Maud shook her head. “Never did like that boy. Told Bobby Ray not to pal around with him, that he was trash. But my son didn’t listen. Him and Harry and that Watson boy were thick as thieves. Romping through the watermelon fields. Hiking on weekends. Camping out at Gruesome Gorge in the summer. Fishing in Edwin Baumgartner’s pond. They caught a ten-pound bass there once.”
Maddy could see that Maud Purdue wasn’t going to fetch the quilt from the attic to show it to them, so she eased toward the door. “We’ll go now. Just wanted to deliver that cake. And offer our condolences.”
“No need for that. Bobby Ray’s been dead for nearly thirty years now. Least that’s what the bearded scallywag told me.”
The visitors offered a chorus of goodbyes as they walked to Bootsie’s Jeep Cherokee. Maud Purdue gave a final wave, then turned back to the kitchen where the upside down watermelon cake was waiting.
As Maddy eased into the backseat of the Cherokee, she glanced up at the eaves of the two-story house. Through
the branches of the giant oak tree that dominated the front yard, she could see a small attic window. The mysterious quilt lay just beyond.
≈≈≈
Aggie was delighted to see Sprinkles the Clown again. Even there at the campground on the Bentley farm, he still wore his white greasepaint and red nose. He introduced them to a tall man with slicked-back hair and a walrus mustache. “This is Big Bill Haney,” he said with a flourish. “He’s the ring master, lion tamer, and strong man. What’s more, he owns the circus.”
Freddie Madison glanced at the side of the gaudy circus wagon. The wording proclaimed: HANEY BROS. CIRCUS AND PETTING ZOO. He wasn’t sure what there was to pet, the animals consisting of a lion, tiger, and other dangerous creatures.
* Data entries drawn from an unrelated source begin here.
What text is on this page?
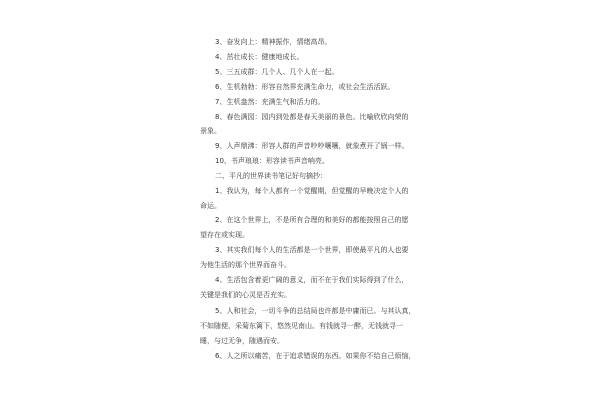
3、奋发向上：精神振作，情绪高昂。
4、茁壮成长：健康地成长。
5、三五成群：几个人、几个人在一起。
6、生机勃勃：形容自然界充满生命力，或社会生活活跃。
7、生机盎然：充满生气和活力的。
8、春色满园：园内到处都是春天美丽的景色。比喻欣欣向荣的
景象。
9、人声鼎沸：形容人群的声音吵吵嚷嚷，就象煮开了锅一样。
10、书声琅琅：形容读书声音响亮。
二、平凡的世界读书笔记好句摘抄：
1、我认为，每个人都有一个觉醒期，但觉醒的早晚决定个人的
命运。
2、在这个世界上，不是所有合理的和美好的都能按照自己的愿
望存在或实现。
3、其实我们每个人的生活都是一个世界，即使最平凡的人也要
为他生活的那个世界而奋斗。
4、生活包含着更广阔的意义，而不在于我们实际得到了什么，
关键是我们的心灵是否充实。
5、人和社会，一切斗争的总结局也许都是中庸而已。与其认真，
不如随便，采菊东篱下，悠然见南山。有钱就寻一醉，无钱就寻一
睡，与过无争，随遇而安。
6、人之所以痛苦，在于追求错误的东西。如果你不给自己烦恼，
Turns out, it was Happy the Elephant. A third guy – a leathery-skinned roustabout they referred to as Bombay – brought the dusty pachyderm around from behind the tent for Aggie to pet. Mr. Sprinkles gave her a pack of peanuts and showed her how to feed them to Happy.
“Ohhh, look at his long nose,” she thrilled as he took peanuts from her hand.
“That’s his trunk,” said the elephant handler. He also doubled as a mind reader known as Swami Bombay. He claimed to be from India, but Freddie thought he looked Mexican. “He uses that trunk like a hand. He could thread a needle with it.”
Freddie knew that was a slight exaggeration, but he merely smiled as the circus performers entertained his niece.
Mr. Sprinkles was also a gifted acrobat, which he demonstrated by walking on his hands.
To his surprise, Aggie emulated him. As the star pupil in her gymnastics class at Madison Elementary, she could walk on her hands, do back flips, and complete straddle vaults on a horizontal bar.
“Excellent,” applauded Mr. Haney. “When you grow up we’ll have a place for you here at the circus.”
“Oh boy!”
“You too,” joked the ringmaster-lion-tamer-owner. “We can bill you as the Alligator Man.”
Freddie couldn’t help but laugh at this reference to his scarred and scaly skin. “I may need a job. Can’t go back to firefighting.”